Slowing the Shame Cycle With Borderline Personality Disorder
Hi. My name is Gen, and I have borderline personality disorder.
As I sit here, reading that first sentence, I feel something I know all too well. There’s a tightening in my chest. My lower jaw feels like it’s being pricked with hot needles. The muscles in my arms are starting to tighten up and my stomach suddenly feels like it’s going to pop. I feel light-headed — but not dizzy — I feel like I am starting to float upwards. Tears start to form in my eyes. I just know that if I were to speak right now, my voice would be shaking.
I am ashamed. I am scared. My greatest childhood trigger, and my biggest obstacle in life, has been startled out of it’s temporary slumber (since yesterday) and is now running towards me at Usain Bolt type speed.
When most people hear “personality disorder,” they immediately jump to the Discovery Health specials of individuals with 50+ different personalities, TV shows usually involving some type of violent (usually very violent) behavior or Hollywood movies like Girl, Interrupted set in a mental institution back in the 1960’s.
For a long time, as in up until not that long ago, I also made those assumptions. I associated the term “personality disorder” with someone with “serious” mental issues (passing judgment is a great way of avoiding stuff) and I was not someone with “serious mental issues.” I had mental issues, yes, but they were “normal” ones like anxiety, depression and post-traumatic stress disorder (PTSD). You know, your average, run-of-the-mill, “most of the population has it so I’m not special” type of mental illnesses. How could I possibly be this functional if I have a (gasp), personality disorder?

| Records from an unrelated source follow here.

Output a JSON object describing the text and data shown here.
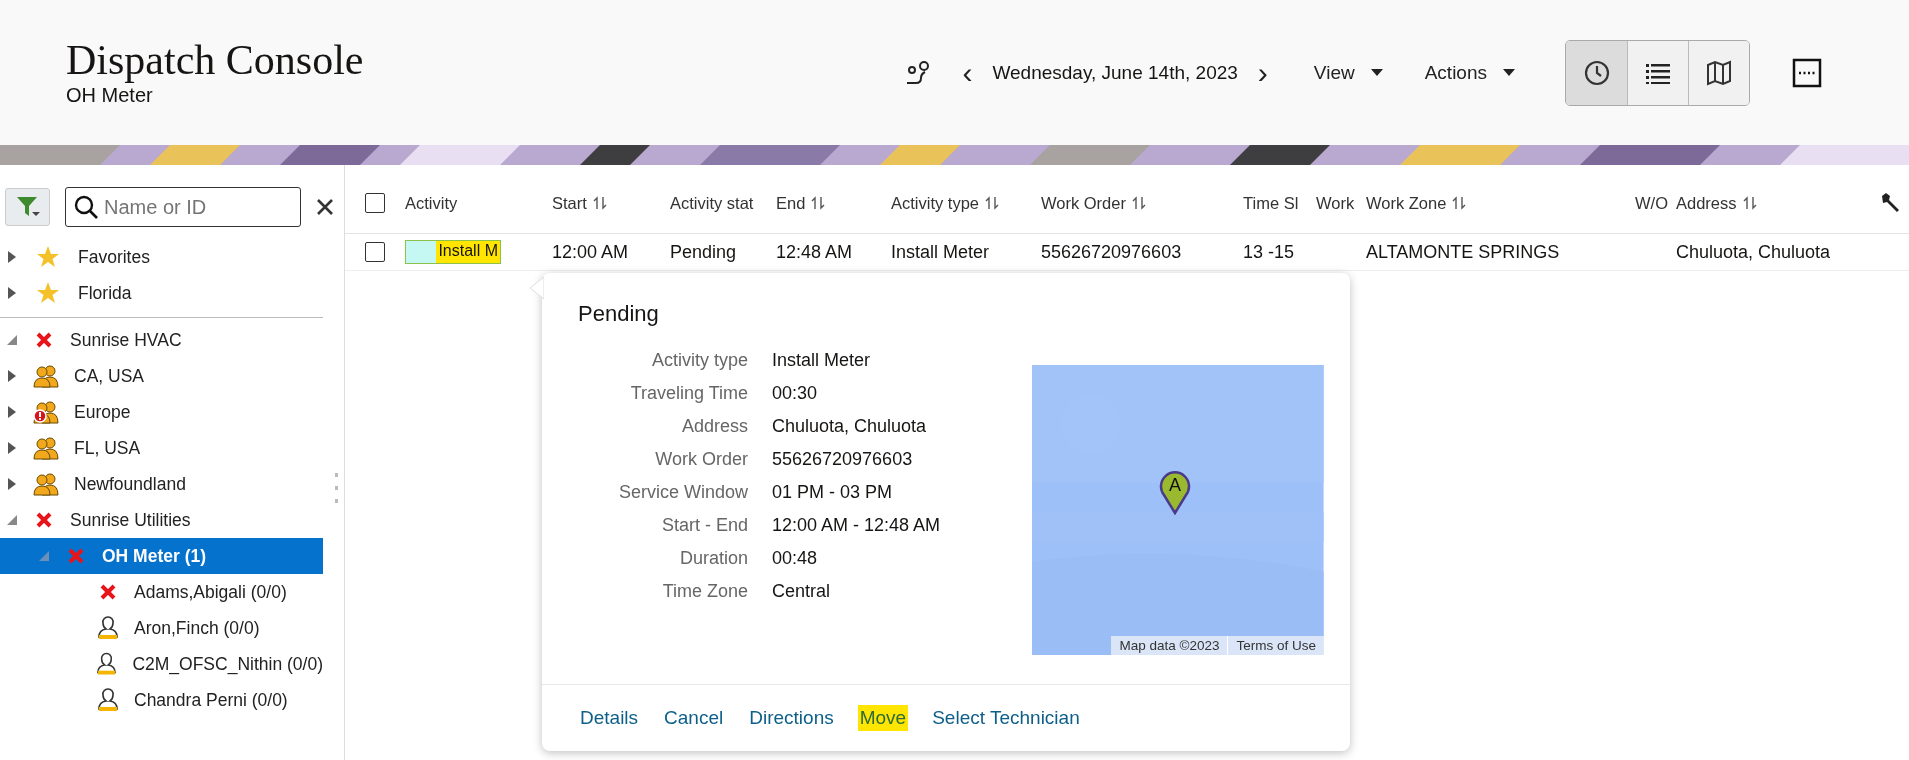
{
  "header": {
    "title": "Dispatch Console",
    "subtitle": "OH Meter",
    "date": "Wednesday, June 14th, 2023",
    "prev": "‹",
    "next": "›",
    "menus": [
      {
        "label": "View"
      },
      {
        "label": "Actions"
      }
    ],
    "view_modes": [
      {
        "kind": "clock",
        "selected": true
      },
      {
        "kind": "list",
        "selected": false
      },
      {
        "kind": "map",
        "selected": false
      }
    ]
  },
  "sidebar": {
    "search": {
      "placeholder": "Name or ID"
    },
    "favorites": [
      {
        "label": "Favorites",
        "kind": "star",
        "expanded": false
      },
      {
        "label": "Florida",
        "kind": "star",
        "expanded": false
      }
    ],
    "tree": [
      {
        "label": "Sunrise HVAC",
        "kind": "x",
        "expanded": true,
        "selected": false
      },
      {
        "label": "CA, USA",
        "kind": "group",
        "expanded": false,
        "selected": false
      },
      {
        "label": "Europe",
        "kind": "group-alert",
        "expanded": false,
        "selected": false
      },
      {
        "label": "FL, USA",
        "kind": "group",
        "expanded": false,
        "selected": false
      },
      {
        "label": "Newfoundland",
        "kind": "group",
        "expanded": false,
        "selected": false
      },
      {
        "label": "Sunrise Utilities",
        "kind": "x",
        "expanded": true,
        "selected": false,
        "children": [
          {
            "label": "OH Meter (1)",
            "kind": "x",
            "expanded": true,
            "selected": true,
            "children": [
              {
                "label": "Adams,Abigali (0/0)",
                "kind": "x",
                "selected": false
              },
              {
                "label": "Aron,Finch (0/0)",
                "kind": "person",
                "selected": false
              },
              {
                "label": "C2M_OFSC_Nithin (0/0)",
                "kind": "person",
                "selected": false
              },
              {
                "label": "Chandra Perni (0/0)",
                "kind": "person",
                "selected": false
              }
            ]
          }
        ]
      }
    ]
  },
  "table": {
    "all_checked": false,
    "columns": [
      {
        "label": "Activity",
        "sortable": false
      },
      {
        "label": "Start",
        "sortable": true
      },
      {
        "label": "Activity stat",
        "sortable": false
      },
      {
        "label": "End",
        "sortable": true
      },
      {
        "label": "Activity type",
        "sortable": true
      },
      {
        "label": "Work Order",
        "sortable": true
      },
      {
        "label": "Time Sl",
        "sortable": false
      },
      {
        "label": "Work",
        "sortable": false
      },
      {
        "label": "Work Zone",
        "sortable": true
      },
      {
        "label": "W/O",
        "sortable": false
      },
      {
        "label": "Address",
        "sortable": true
      }
    ],
    "rows": [
      {
        "checked": false,
        "activity": {
          "text": "Install M",
          "highlighted": true
        },
        "start": "12:00 AM",
        "status": "Pending",
        "end": "12:48 AM",
        "activity_type": "Install Meter",
        "work_order": "55626720976603",
        "time_slot": "13 -15",
        "work_zone": "ALTAMONTE SPRINGS",
        "address": "Chuluota, Chuluota"
      }
    ]
  },
  "popup": {
    "title": "Pending",
    "details": [
      {
        "label": "Activity type",
        "value": "Install Meter"
      },
      {
        "label": "Traveling Time",
        "value": "00:30"
      },
      {
        "label": "Address",
        "value": "Chuluota, Chuluota"
      },
      {
        "label": "Work Order",
        "value": "55626720976603"
      },
      {
        "label": "Service Window",
        "value": "01 PM - 03 PM"
      },
      {
        "label": "Start - End",
        "value": "12:00 AM - 12:48 AM"
      },
      {
        "label": "Duration",
        "value": "00:48"
      },
      {
        "label": "Time Zone",
        "value": "Central"
      }
    ],
    "map": {
      "marker": "A",
      "attribution": "Map data ©2023",
      "terms": "Terms of Use"
    },
    "actions": [
      {
        "label": "Details",
        "highlighted": false
      },
      {
        "label": "Cancel",
        "highlighted": false
      },
      {
        "label": "Directions",
        "highlighted": false
      },
      {
        "label": "Move",
        "highlighted": true
      },
      {
        "label": "Select Technician",
        "highlighted": false
      }
    ]
  }
}
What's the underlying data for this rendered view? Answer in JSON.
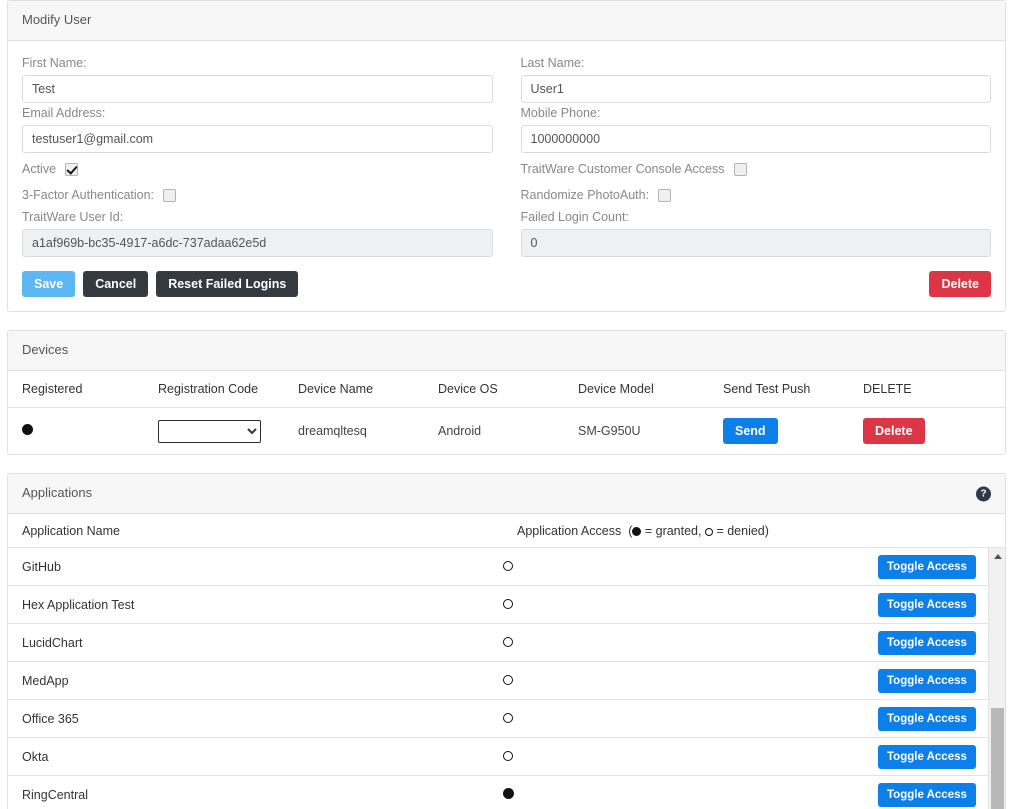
{
  "modify_user": {
    "title": "Modify User",
    "fields": {
      "first_name_label": "First Name:",
      "first_name_value": "Test",
      "last_name_label": "Last Name:",
      "last_name_value": "User1",
      "email_label": "Email Address:",
      "email_value": "testuser1@gmail.com",
      "mobile_label": "Mobile Phone:",
      "mobile_value": "1000000000",
      "active_label": "Active",
      "active_checked": true,
      "console_access_label": "TraitWare Customer Console Access",
      "console_access_checked": false,
      "three_factor_label": "3-Factor Authentication:",
      "three_factor_checked": false,
      "randomize_photoauth_label": "Randomize PhotoAuth:",
      "randomize_photoauth_checked": false,
      "user_id_label": "TraitWare User Id:",
      "user_id_value": "a1af969b-bc35-4917-a6dc-737adaa62e5d",
      "failed_login_label": "Failed Login Count:",
      "failed_login_value": "0"
    },
    "buttons": {
      "save": "Save",
      "cancel": "Cancel",
      "reset_failed_logins": "Reset Failed Logins",
      "delete": "Delete"
    },
    "colors": {
      "save": "#5cb6f2",
      "dark": "#343a40",
      "delete": "#dc3545"
    }
  },
  "devices": {
    "title": "Devices",
    "columns": [
      "Registered",
      "Registration Code",
      "Device Name",
      "Device OS",
      "Device Model",
      "Send Test Push",
      "DELETE"
    ],
    "rows": [
      {
        "registered": "granted",
        "registration_code": "",
        "device_name": "dreamqltesq",
        "device_os": "Android",
        "device_model": "SM-G950U",
        "send_label": "Send",
        "delete_label": "Delete"
      }
    ],
    "colors": {
      "send": "#0d7fe8",
      "delete": "#dc3545"
    }
  },
  "applications": {
    "title": "Applications",
    "help_icon_glyph": "?",
    "column_name_header": "Application Name",
    "column_access_header_prefix": "Application Access",
    "legend_granted": "= granted,",
    "legend_denied": "= denied)",
    "toggle_label": "Toggle Access",
    "accent": "#0d7fe8",
    "rows": [
      {
        "name": "GitHub",
        "access": "denied"
      },
      {
        "name": "Hex Application Test",
        "access": "denied"
      },
      {
        "name": "LucidChart",
        "access": "denied"
      },
      {
        "name": "MedApp",
        "access": "denied"
      },
      {
        "name": "Office 365",
        "access": "denied"
      },
      {
        "name": "Okta",
        "access": "denied"
      },
      {
        "name": "RingCentral",
        "access": "granted"
      }
    ]
  }
}
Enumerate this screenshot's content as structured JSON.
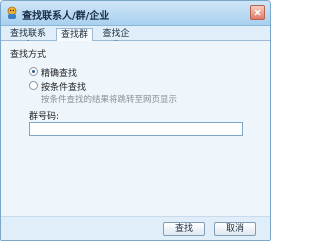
{
  "window": {
    "title": "查找联系人/群/企业"
  },
  "tabs": [
    {
      "label": "查找联系人",
      "active": false
    },
    {
      "label": "查找群",
      "active": true
    },
    {
      "label": "查找企业",
      "active": false
    }
  ],
  "search": {
    "section_label": "查找方式",
    "options": [
      {
        "label": "精确查找",
        "checked": true
      },
      {
        "label": "按条件查找",
        "checked": false
      }
    ],
    "condition_hint": "按条件查找的结果将跳转至网页显示",
    "field_label": "群号码:",
    "field_value": "",
    "field_placeholder": ""
  },
  "footer": {
    "search_label": "查找",
    "cancel_label": "取消"
  },
  "colors": {
    "window_bg": "#dfeef9",
    "titlebar_top": "#cfe6f8",
    "titlebar_bottom": "#a9d0ef",
    "close_button": "#dd7b66",
    "input_border": "#7ea6c7"
  },
  "icons": [
    "app-icon",
    "close-icon"
  ]
}
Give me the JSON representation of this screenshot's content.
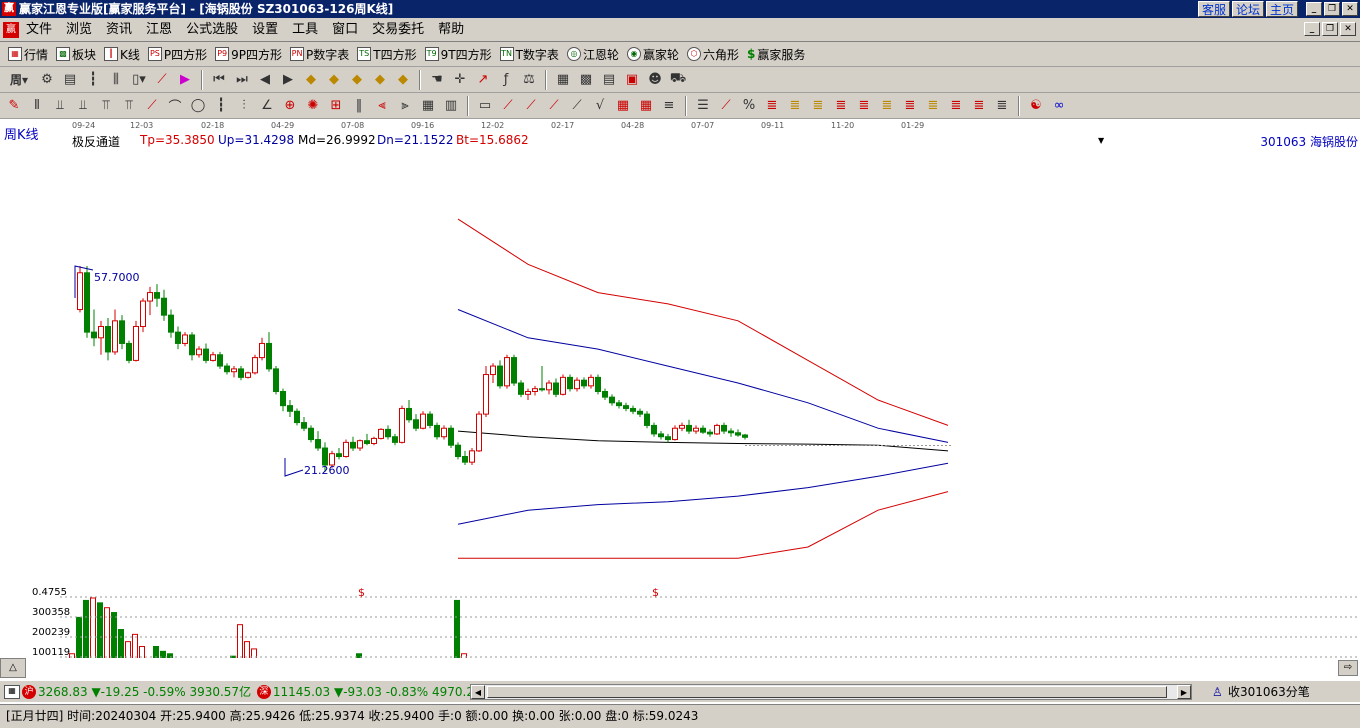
{
  "titlebar": {
    "text": "赢家江恩专业版[赢家服务平台] - [海锅股份  SZ301063-126周K线]",
    "links": [
      "客服",
      "论坛",
      "主页"
    ]
  },
  "menu": [
    "文件",
    "浏览",
    "资讯",
    "江恩",
    "公式选股",
    "设置",
    "工具",
    "窗口",
    "交易委托",
    "帮助"
  ],
  "toolbar1": [
    {
      "label": "行情",
      "icon": "grid-icon"
    },
    {
      "label": "板块",
      "icon": "blocks-icon"
    },
    {
      "label": "K线",
      "icon": "candles-icon"
    },
    {
      "label": "P四方形",
      "icon": "ps-icon"
    },
    {
      "label": "9P四方形",
      "icon": "p9-icon"
    },
    {
      "label": "P数字表",
      "icon": "pn-icon"
    },
    {
      "label": "T四方形",
      "icon": "ts-icon"
    },
    {
      "label": "9T四方形",
      "icon": "t9-icon"
    },
    {
      "label": "T数字表",
      "icon": "tn-icon"
    },
    {
      "label": "江恩轮",
      "icon": "gann-wheel-icon"
    },
    {
      "label": "赢家轮",
      "icon": "winner-wheel-icon"
    },
    {
      "label": "六角形",
      "icon": "hexagon-icon"
    },
    {
      "label": "赢家服务",
      "icon": "dollar-icon"
    }
  ],
  "period": "周",
  "time_axis": [
    "09-24",
    "12-03",
    "02-18",
    "04-29",
    "07-08",
    "09-16",
    "12-02",
    "02-17",
    "04-28",
    "07-07",
    "09-11",
    "11-20",
    "01-29"
  ],
  "info": {
    "period_label": "周K线",
    "indicator": "极反通道",
    "tp": "Tp=35.3850",
    "up": "Up=31.4298",
    "md": "Md=26.9992",
    "dn": "Dn=21.1522",
    "bt": "Bt=15.6862",
    "stock": "301063  海锅股份"
  },
  "annotations": {
    "high": "57.7000",
    "low": "21.2600",
    "dollar": "$"
  },
  "volume_axis": [
    "0.4755",
    "300358",
    "200239",
    "100119"
  ],
  "status1": {
    "sh_badge": "沪",
    "sh_index": "3268.83",
    "sh_change": "▼-19.25 -0.59% 3930.57亿",
    "sz_badge": "深",
    "sz_index": "11145.03",
    "sz_change": "▼-93.03 -0.83% 4970.2",
    "right": "收301063分笔"
  },
  "status2": "[正月廿四] 时间:20240304 开:25.9400 高:25.9426 低:25.9374 收:25.9400 手:0 额:0.00 换:0.00 张:0.00 盘:0 标:59.0243",
  "colors": {
    "up": "#d40000",
    "down": "#008000",
    "channel_outer": "#d40000",
    "channel_inner": "#0000a0",
    "mid": "#000000"
  },
  "chart_data": {
    "type": "candlestick",
    "ohlc": [
      [
        50.0,
        57.7,
        49.5,
        56.5
      ],
      [
        56.5,
        57.7,
        45.0,
        46.0
      ],
      [
        46.0,
        50.0,
        43.5,
        45.0
      ],
      [
        45.0,
        48.0,
        42.0,
        47.0
      ],
      [
        47.0,
        48.5,
        41.0,
        42.5
      ],
      [
        42.5,
        50.0,
        42.0,
        48.0
      ],
      [
        48.0,
        49.0,
        43.0,
        44.0
      ],
      [
        44.0,
        44.5,
        40.5,
        41.0
      ],
      [
        41.0,
        48.0,
        40.8,
        47.0
      ],
      [
        47.0,
        52.0,
        46.0,
        51.5
      ],
      [
        51.5,
        54.0,
        49.0,
        53.0
      ],
      [
        53.0,
        54.5,
        50.5,
        52.0
      ],
      [
        52.0,
        53.5,
        48.0,
        49.0
      ],
      [
        49.0,
        50.0,
        45.0,
        46.0
      ],
      [
        46.0,
        47.0,
        43.0,
        44.0
      ],
      [
        44.0,
        46.0,
        43.5,
        45.5
      ],
      [
        45.5,
        46.0,
        41.0,
        42.0
      ],
      [
        42.0,
        43.5,
        41.5,
        43.0
      ],
      [
        43.0,
        44.0,
        40.5,
        41.0
      ],
      [
        41.0,
        42.5,
        40.8,
        42.0
      ],
      [
        42.0,
        42.5,
        39.5,
        40.0
      ],
      [
        40.0,
        40.5,
        38.5,
        39.0
      ],
      [
        39.0,
        40.0,
        38.0,
        39.5
      ],
      [
        39.5,
        40.0,
        37.5,
        38.0
      ],
      [
        38.0,
        39.0,
        37.8,
        38.8
      ],
      [
        38.8,
        42.0,
        38.5,
        41.5
      ],
      [
        41.5,
        45.0,
        41.0,
        44.0
      ],
      [
        44.0,
        46.0,
        39.0,
        39.5
      ],
      [
        39.5,
        40.0,
        35.0,
        35.5
      ],
      [
        35.5,
        36.0,
        32.0,
        33.0
      ],
      [
        33.0,
        34.0,
        31.0,
        32.0
      ],
      [
        32.0,
        32.5,
        29.5,
        30.0
      ],
      [
        30.0,
        31.0,
        28.5,
        29.0
      ],
      [
        29.0,
        29.5,
        26.5,
        27.0
      ],
      [
        27.0,
        28.5,
        25.0,
        25.5
      ],
      [
        25.5,
        26.5,
        21.26,
        22.5
      ],
      [
        22.5,
        25.0,
        22.0,
        24.5
      ],
      [
        24.5,
        25.5,
        23.5,
        24.0
      ],
      [
        24.0,
        27.0,
        23.8,
        26.5
      ],
      [
        26.5,
        27.5,
        25.0,
        25.5
      ],
      [
        25.5,
        27.0,
        25.0,
        26.8
      ],
      [
        26.8,
        28.0,
        26.0,
        26.3
      ],
      [
        26.3,
        27.5,
        26.0,
        27.2
      ],
      [
        27.2,
        29.0,
        27.0,
        28.8
      ],
      [
        28.8,
        29.5,
        27.0,
        27.5
      ],
      [
        27.5,
        28.0,
        26.0,
        26.5
      ],
      [
        26.5,
        33.0,
        26.3,
        32.5
      ],
      [
        32.5,
        34.0,
        30.0,
        30.5
      ],
      [
        30.5,
        31.5,
        28.5,
        29.0
      ],
      [
        29.0,
        32.0,
        28.8,
        31.5
      ],
      [
        31.5,
        32.0,
        29.0,
        29.5
      ],
      [
        29.5,
        30.0,
        27.0,
        27.5
      ],
      [
        27.5,
        29.5,
        27.0,
        29.0
      ],
      [
        29.0,
        29.5,
        25.5,
        26.0
      ],
      [
        26.0,
        26.5,
        23.5,
        24.0
      ],
      [
        24.0,
        25.0,
        22.5,
        23.0
      ],
      [
        23.0,
        25.5,
        22.5,
        25.0
      ],
      [
        25.0,
        32.0,
        24.8,
        31.5
      ],
      [
        31.5,
        40.0,
        31.0,
        38.5
      ],
      [
        38.5,
        40.5,
        37.0,
        40.0
      ],
      [
        40.0,
        41.0,
        36.0,
        36.5
      ],
      [
        36.5,
        42.0,
        36.0,
        41.5
      ],
      [
        41.5,
        42.0,
        36.5,
        37.0
      ],
      [
        37.0,
        37.5,
        34.5,
        35.0
      ],
      [
        35.0,
        36.0,
        34.0,
        35.5
      ],
      [
        35.5,
        36.5,
        34.8,
        36.0
      ],
      [
        36.0,
        40.0,
        35.5,
        35.8
      ],
      [
        35.8,
        37.5,
        35.0,
        37.0
      ],
      [
        37.0,
        37.8,
        34.5,
        35.0
      ],
      [
        35.0,
        38.5,
        34.8,
        38.0
      ],
      [
        38.0,
        38.5,
        35.5,
        36.0
      ],
      [
        36.0,
        38.0,
        35.5,
        37.5
      ],
      [
        37.5,
        38.0,
        36.0,
        36.5
      ],
      [
        36.5,
        38.5,
        36.0,
        38.0
      ],
      [
        38.0,
        38.5,
        35.0,
        35.5
      ],
      [
        35.5,
        36.0,
        34.0,
        34.5
      ],
      [
        34.5,
        35.0,
        33.0,
        33.5
      ],
      [
        33.5,
        34.0,
        32.5,
        33.0
      ],
      [
        33.0,
        33.5,
        32.0,
        32.5
      ],
      [
        32.5,
        33.0,
        31.5,
        32.0
      ],
      [
        32.0,
        32.5,
        31.0,
        31.5
      ],
      [
        31.5,
        32.0,
        29.0,
        29.5
      ],
      [
        29.5,
        30.0,
        27.5,
        28.0
      ],
      [
        28.0,
        28.5,
        27.0,
        27.5
      ],
      [
        27.5,
        28.0,
        26.5,
        27.0
      ],
      [
        27.0,
        29.5,
        26.8,
        29.0
      ],
      [
        29.0,
        30.0,
        28.5,
        29.5
      ],
      [
        29.5,
        30.5,
        28.0,
        28.5
      ],
      [
        28.5,
        29.5,
        28.0,
        29.0
      ],
      [
        29.0,
        29.5,
        28.0,
        28.3
      ],
      [
        28.3,
        28.8,
        27.5,
        28.0
      ],
      [
        28.0,
        29.8,
        27.8,
        29.5
      ],
      [
        29.5,
        30.0,
        28.0,
        28.5
      ],
      [
        28.5,
        29.0,
        27.5,
        28.2
      ],
      [
        28.2,
        28.8,
        27.5,
        27.8
      ],
      [
        27.8,
        28.0,
        27.0,
        27.4
      ]
    ],
    "volume": [
      100000,
      250000,
      320000,
      330000,
      310000,
      290000,
      270000,
      200000,
      150000,
      180000,
      130000,
      80000,
      130000,
      110000,
      100000,
      40000,
      30000,
      40000,
      35000,
      30000,
      40000,
      35000,
      25000,
      90000,
      220000,
      150000,
      120000,
      80000,
      60000,
      40000,
      35000,
      60000,
      70000,
      80000,
      55000,
      50000,
      25000,
      30000,
      35000,
      50000,
      70000,
      100000,
      60000,
      50000,
      45000,
      60000,
      80000,
      50000,
      40000,
      30000,
      35000,
      30000,
      25000,
      25000,
      30000,
      320000,
      100000,
      80000,
      60000,
      50000,
      30000,
      40000,
      80000,
      50000,
      60000,
      40000,
      60000,
      40000,
      30000,
      25000,
      30000,
      40000,
      20000,
      30000,
      50000,
      30000,
      25000,
      40000,
      30000,
      25000,
      20000,
      25000,
      20000,
      15000,
      20000,
      25000,
      15000,
      15000,
      10000,
      5000
    ],
    "channel": {
      "x": [
        0.0,
        10,
        20,
        30,
        40,
        50,
        60,
        70
      ],
      "tp": [
        66.0,
        58.0,
        53.0,
        51.0,
        48.0,
        41.0,
        34.0,
        29.5
      ],
      "up": [
        50.0,
        45.0,
        43.0,
        40.0,
        37.0,
        33.5,
        29.0,
        26.5
      ],
      "md": [
        28.5,
        27.5,
        26.8,
        26.5,
        26.3,
        26.2,
        26.0,
        25.0
      ],
      "dn": [
        12.0,
        14.5,
        15.5,
        16.0,
        17.0,
        18.5,
        20.5,
        22.8
      ],
      "bt": [
        6.0,
        6.0,
        6.0,
        6.0,
        6.0,
        8.0,
        14.5,
        17.8
      ]
    },
    "last_close": 25.94,
    "price_high": 57.7,
    "price_low": 21.26
  }
}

Well, folks, here’s how: borderline personality disorder (BPD), is a disorder of emotional regulation. I’m not toeing some imaginary line in between two completely different aspects of myself where I am literally two different people (and if I were, I’d probably still be writing for some type of global acceptance). No. I am one person who never properly learned how to regulate their emotions, I learned super unhealthy self-soothing habits instead and my emotions can almost make it seem like I flip-flop between two people. I don’t. Trust me. I’m fully aware, like all too aware, when this happens. That’s a huge part of the problem.
I suddenly feel ashamed. I feel ashamed of my response to feeling ashamed. If it feels like you just read some strange circle of words that had your head spinning, keep repeating that sentence over and over. Welcome to my version of borderline personality disorder.
Something happens and it triggers a trauma response in me. When that trauma response is triggered, my emotional center takes over because I never learned how to balance it with my brain center. Because I am aware of this, I feel ashamed that I do not respond like a “normal” human being (which also triggers a trauma response) and then the shame of that re-triggers the whole cycle. The frequency and intensity at which this happens varies depending upon life circumstances.
For the most part, I find myself able to work through some of my regulation issues on my own by being mindful of what I’m feeling. But about 25 percent of the time, the trigger is too deeply activated and once I’m in that shame cycle, my ability to bring my brain center back into this is absolutely gone. My heart center speaks at full volume, throwing everything it has out into the universe, completely silencing my brain. I have formerly justified in a “it is great that I feel these things” mindset, but now understand there is a huge difference in feeling the feeling and knowing how to let it go, and becoming the feeling because you never learned what to do with it.
Taking the time to acknowledge the presence that borderline personality disorder can have in my life versus brushing it aside as something else has slowed the shame cycle. I can now say to my heart,
“Hey, heart. It’s really beautiful that you feel all of these emotions so passionately. You know how you can process joy and excitement in such an appropriate way? Well you can do that too. It doesn’t matter that you’re 41 years old and have probably lived out half of your life. Just as you would never expect your 7-year-old to understand quantum physics because they haven’t yet learned it, you cannot expect your halfway-to-80+ self to do something correctly when you never learned the right techniques. So be gentle. You are not Jack Nicholson in The Shining.”